Ownership "Code, prompts, and docs transfer to your repo on payment" Systems that only run inside the vendor's accounts
Pricing Published or fixed prices for each stage All pricing deferred until after paid discovery

No firm will be perfect on all five — but security and ownership are the two where "good enough" doesn't exist.

Frequently Asked Questions

What should I look for when hiring an AI consultant?

Four things above all: hands-on build capability, not just advisory slides; a measurement habit, meaning every proposal includes a baseline and success criteria; a serious answer on security and data handling before you ask; and clean terms on code ownership and handoff. Certifications and brand names matter far less than whether the team can show you working systems they built and explain exactly how those systems are doing in production.

Should I hire a big consulting firm or a boutique AI studio?

It depends on the job. Large firms suit multi-country programs that need armies of change managers and procurement departments demand a famous logo. Boutique studios typically win on speed, price, and the fact that the people who sold the work also build it. For a first audit or pilot, paying big-firm overhead rarely makes sense; you can graduate to a larger program later if the scale genuinely demands it.

What are red flags when evaluating an AI consulting firm?

The reliable ones: no working product they can demo, only decks; guaranteed savings percentages invented before seeing your workflows; vagueness about where your data goes or refusal to sign confidentiality and data-processing terms; pricing that only becomes clear after a long discovery phase; insistence that everything must run on one specific platform they happen to resell; and no story for what happens after handoff — maintenance, updates, and who owns the code.
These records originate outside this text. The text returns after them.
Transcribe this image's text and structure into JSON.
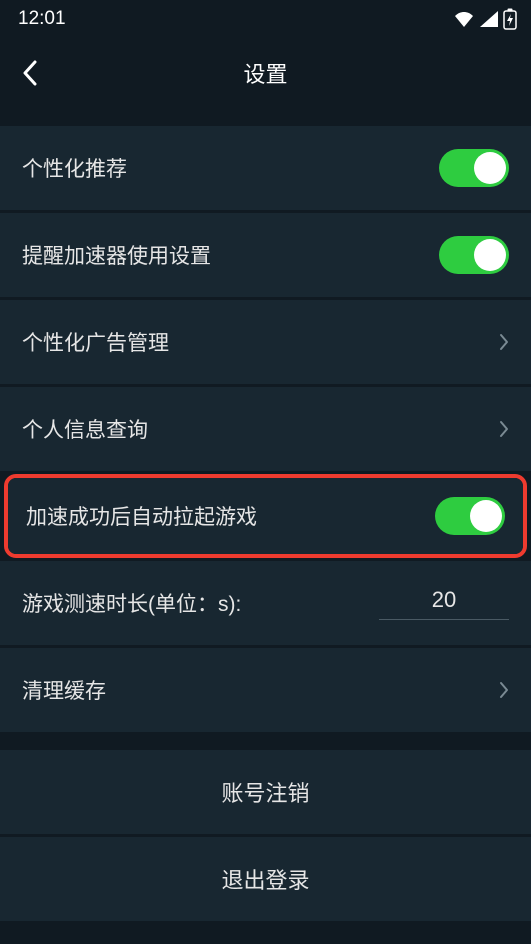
{
  "status": {
    "time": "12:01"
  },
  "nav": {
    "title": "设置"
  },
  "rows": {
    "personalized_recommend": "个性化推荐",
    "accelerator_reminder": "提醒加速器使用设置",
    "personalized_ads": "个性化广告管理",
    "personal_info_query": "个人信息查询",
    "auto_launch_game": "加速成功后自动拉起游戏",
    "speed_test_duration_label": "游戏测速时长(单位：s):",
    "speed_test_duration_value": "20",
    "clear_cache": "清理缓存"
  },
  "actions": {
    "delete_account": "账号注销",
    "logout": "退出登录"
  }
}
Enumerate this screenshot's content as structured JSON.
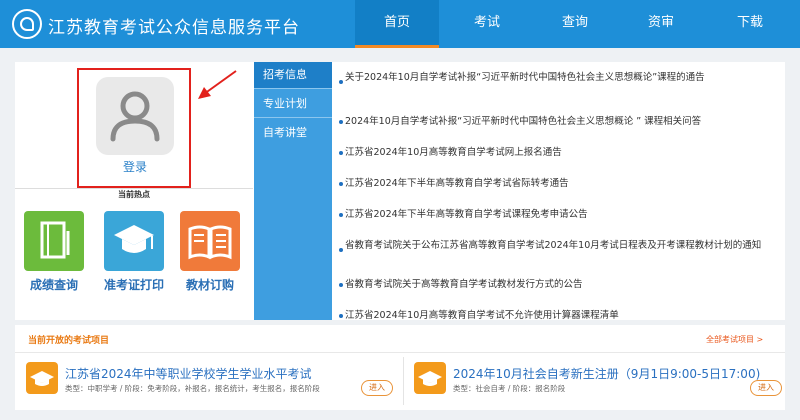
{
  "header": {
    "site_title": "江苏教育考试公众信息服务平台",
    "nav": [
      {
        "label": "首页",
        "active": true
      },
      {
        "label": "考试",
        "active": false
      },
      {
        "label": "查询",
        "active": false
      },
      {
        "label": "资审",
        "active": false
      },
      {
        "label": "下载",
        "active": false
      }
    ]
  },
  "login": {
    "label": "登录"
  },
  "hot": {
    "label": "当前热点",
    "items": [
      {
        "label": "成绩查询",
        "icon": "book-icon",
        "color": "#6cbb3c"
      },
      {
        "label": "准考证打印",
        "icon": "graduation-cap-icon",
        "color": "#3aa6d8"
      },
      {
        "label": "教材订购",
        "icon": "open-book-icon",
        "color": "#f07a3a"
      }
    ]
  },
  "tabs": [
    "招考信息",
    "专业计划",
    "自考讲堂"
  ],
  "news": [
    "关于2024年10月自学考试补报“习近平新时代中国特色社会主义思想概论”课程的通告",
    "2024年10月自学考试补报“习近平新时代中国特色社会主义思想概论 ” 课程相关问答",
    "江苏省2024年10月高等教育自学考试网上报名通告",
    "江苏省2024年下半年高等教育自学考试省际转考通告",
    "江苏省2024年下半年高等教育自学考试课程免考申请公告",
    "省教育考试院关于公布江苏省高等教育自学考试2024年10月考试日程表及开考课程教材计划的通知",
    "省教育考试院关于高等教育自学考试教材发行方式的公告",
    "江苏省2024年10月高等教育自学考试不允许使用计算器课程清单"
  ],
  "exams": {
    "title": "当前开放的考试项目",
    "all_link": "全部考试项目 >",
    "items": [
      {
        "name": "江苏省2024年中等职业学校学生学业水平考试",
        "meta": "类型：中职学考 / 阶段：免考阶段，补报名，报名统计，考生报名，报名阶段",
        "button": "进入"
      },
      {
        "name": "2024年10月社会自考新生注册（9月1日9:00-5日17:00)",
        "meta": "类型：社会自考 / 阶段：报名阶段",
        "button": "进入"
      }
    ]
  },
  "colors": {
    "header_bg": "#1e8fd8",
    "nav_active_bg": "#127fc6",
    "nav_active_border": "#f38a24",
    "tab_col_bg": "#3e9ee0",
    "tab_active_bg": "#1e7fc8",
    "highlight_frame": "#e2211c",
    "exam_icon_bg": "#f39a1b"
  }
}
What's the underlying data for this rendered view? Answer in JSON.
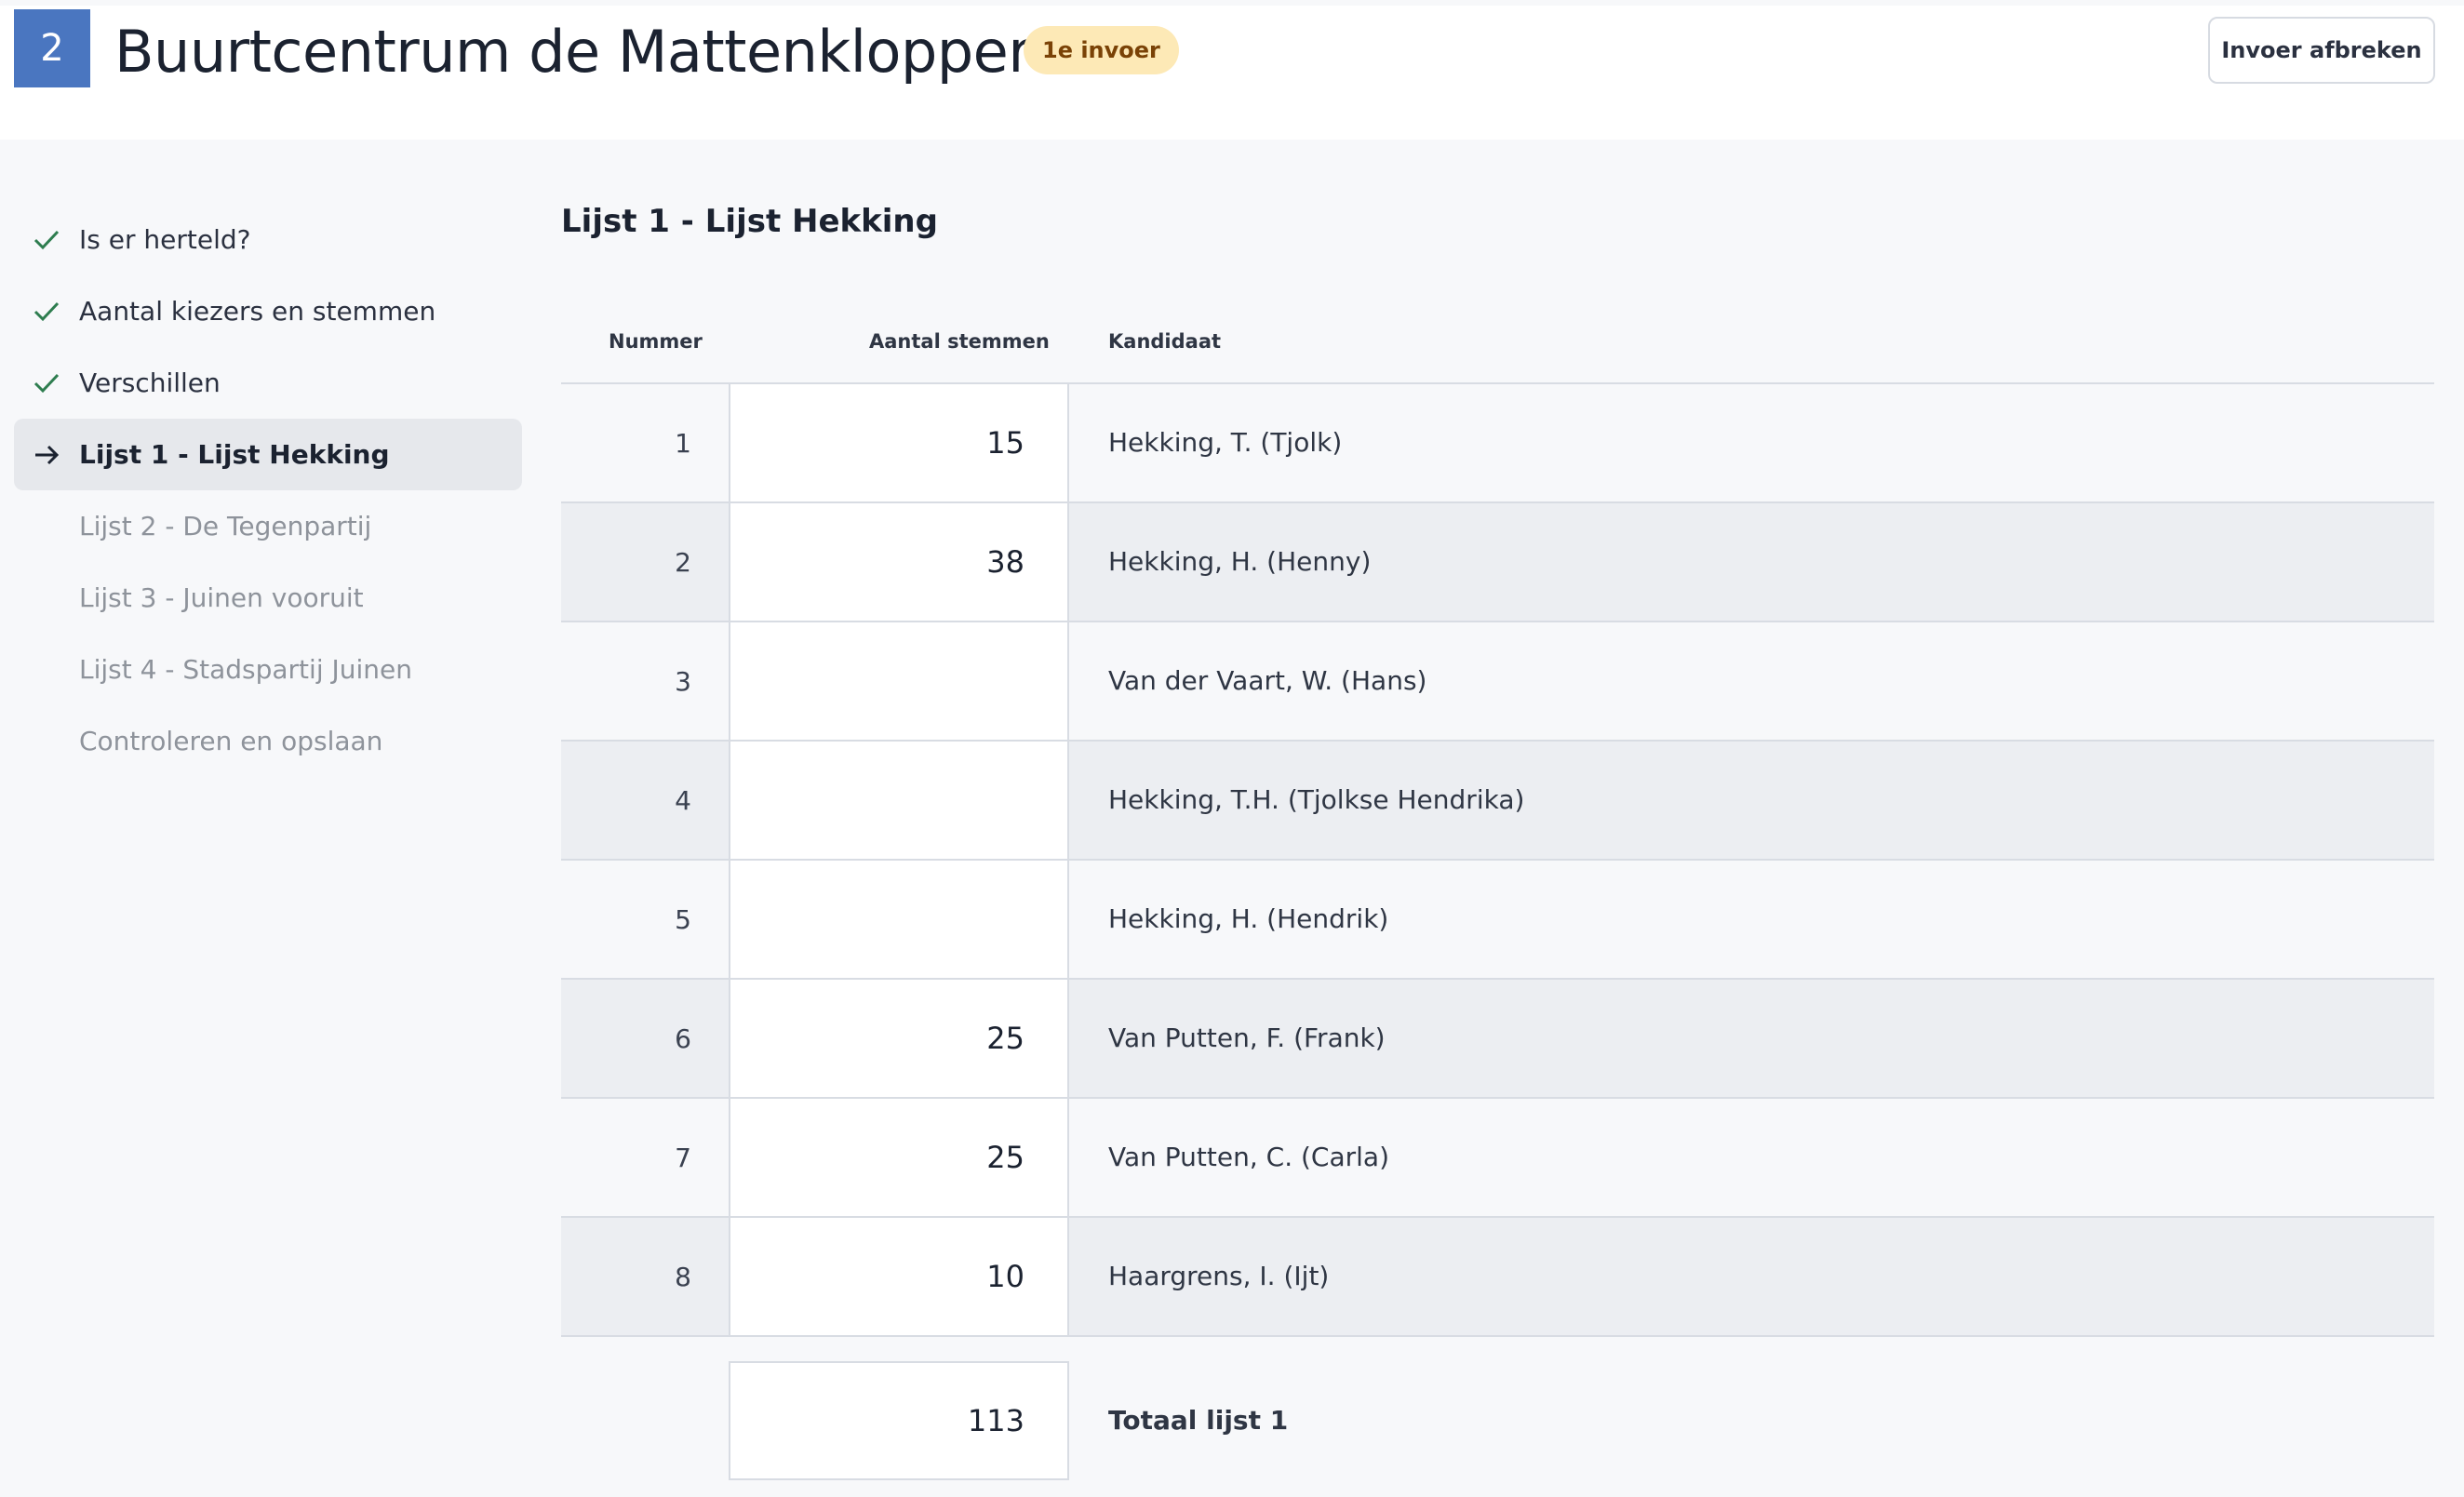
{
  "header": {
    "station_number": "2",
    "station_name": "Buurtcentrum de Mattenklopper",
    "entry_badge": "1e invoer",
    "abort_label": "Invoer afbreken"
  },
  "sidebar": {
    "items": [
      {
        "label": "Is er herteld?",
        "state": "done"
      },
      {
        "label": "Aantal kiezers en stemmen",
        "state": "done"
      },
      {
        "label": "Verschillen",
        "state": "done"
      },
      {
        "label": "Lijst 1 - Lijst Hekking",
        "state": "active"
      },
      {
        "label": "Lijst 2 - De Tegenpartij",
        "state": "todo"
      },
      {
        "label": "Lijst 3 - Juinen vooruit",
        "state": "todo"
      },
      {
        "label": "Lijst 4 - Stadspartij Juinen",
        "state": "todo"
      },
      {
        "label": "Controleren en opslaan",
        "state": "todo"
      }
    ]
  },
  "main": {
    "title": "Lijst 1 - Lijst Hekking",
    "columns": {
      "number": "Nummer",
      "votes": "Aantal stemmen",
      "candidate": "Kandidaat"
    },
    "rows": [
      {
        "number": "1",
        "votes": "15",
        "candidate": "Hekking, T. (Tjolk)"
      },
      {
        "number": "2",
        "votes": "38",
        "candidate": "Hekking, H. (Henny)"
      },
      {
        "number": "3",
        "votes": "",
        "candidate": "Van der Vaart, W. (Hans)"
      },
      {
        "number": "4",
        "votes": "",
        "candidate": "Hekking, T.H. (Tjolkse Hendrika)"
      },
      {
        "number": "5",
        "votes": "",
        "candidate": "Hekking, H. (Hendrik)"
      },
      {
        "number": "6",
        "votes": "25",
        "candidate": "Van Putten, F. (Frank)"
      },
      {
        "number": "7",
        "votes": "25",
        "candidate": "Van Putten, C. (Carla)"
      },
      {
        "number": "8",
        "votes": "10",
        "candidate": "Haargrens, I. (Ijt)"
      }
    ],
    "total": {
      "value": "113",
      "label": "Totaal lijst 1"
    }
  },
  "colors": {
    "accent": "#4a76c0",
    "badge_bg": "#fde9b6",
    "badge_text": "#7a4206",
    "check": "#2e7d4f"
  }
}
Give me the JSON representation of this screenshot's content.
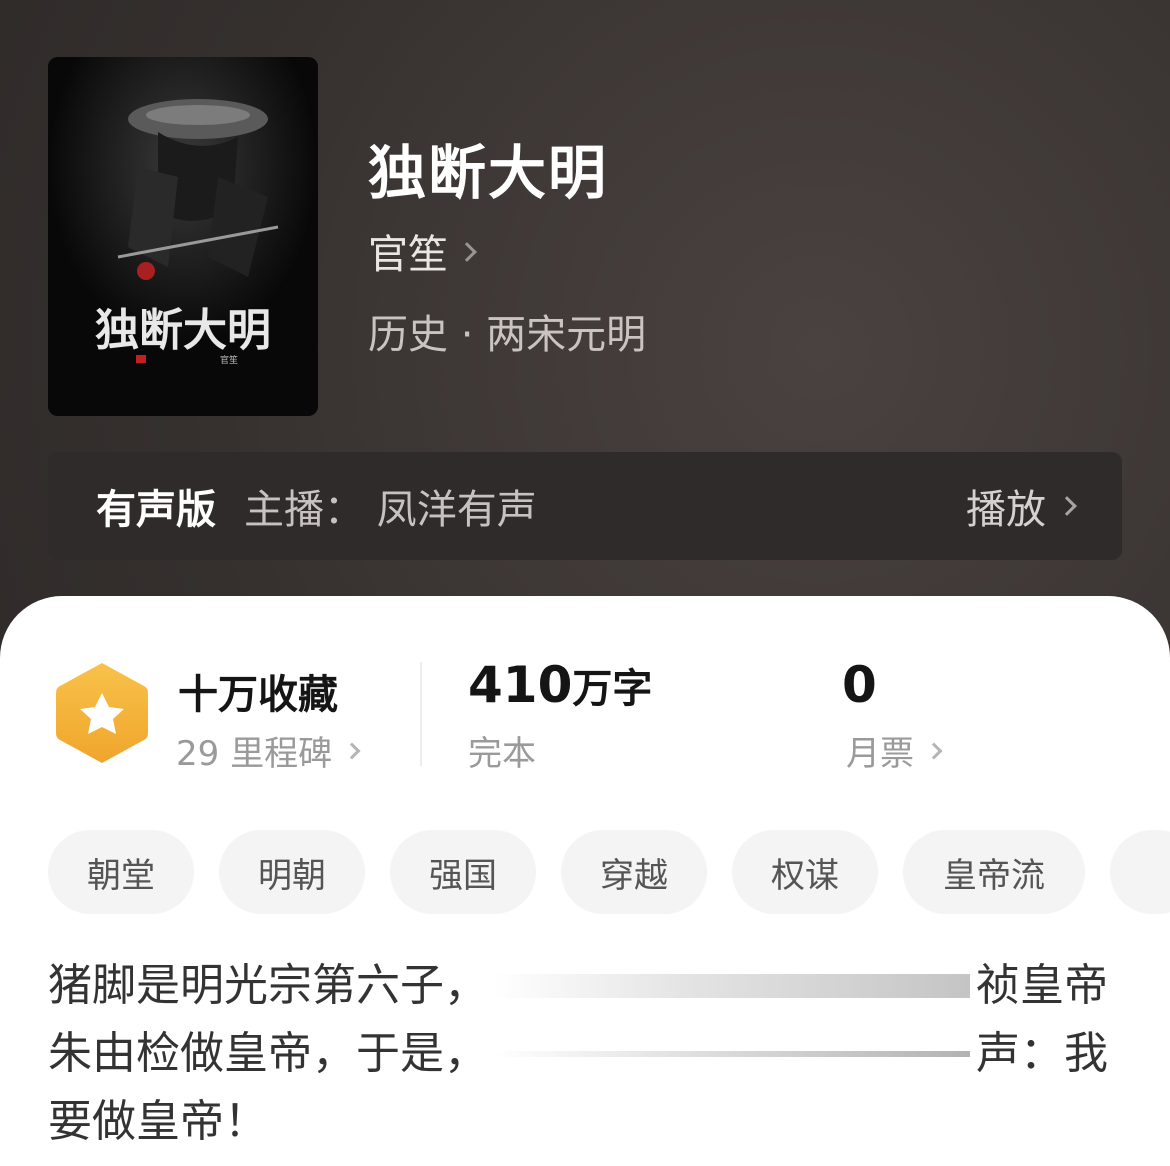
{
  "book": {
    "title": "独断大明",
    "author": "官笙",
    "category": "历史 · 两宋元明",
    "cover_title_text": "独断大明",
    "cover_author_text": "官笙"
  },
  "audio": {
    "label": "有声版",
    "narrator": "主播：  凤洋有声",
    "play_label": "播放"
  },
  "stats": {
    "collection_main": "十万收藏",
    "collection_sub": "29 里程碑",
    "words_main": "410",
    "words_unit": "万字",
    "words_sub": "完本",
    "tickets_main": "0",
    "tickets_sub": "月票"
  },
  "tags": [
    "朝堂",
    "明朝",
    "强国",
    "穿越",
    "权谋",
    "皇帝流"
  ],
  "synopsis": {
    "line1_start": "猪脚是明光宗第六子，",
    "line1_end": "祯皇帝",
    "line2_start": "朱由检做皇帝，于是，",
    "line2_end": "声：我",
    "line3": "要做皇帝！"
  },
  "colors": {
    "header_bg": "#35302e",
    "badge_orange": "#f5b335",
    "tag_bg": "#f4f4f4"
  },
  "icons": [
    "star-badge-icon",
    "chevron-right-icon"
  ]
}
Who should own the code an AI consultant builds?

You should. The contract should state that custom code, prompts, configurations, and documentation transfer to you on payment, with source in a repository you control. Consultants may reasonably retain their pre-existing tools and libraries, and that is fine if the boundary is written down. If ownership terms are vague, or the system only runs inside the vendor's accounts, you are renting, not buying — price the exit before you sign.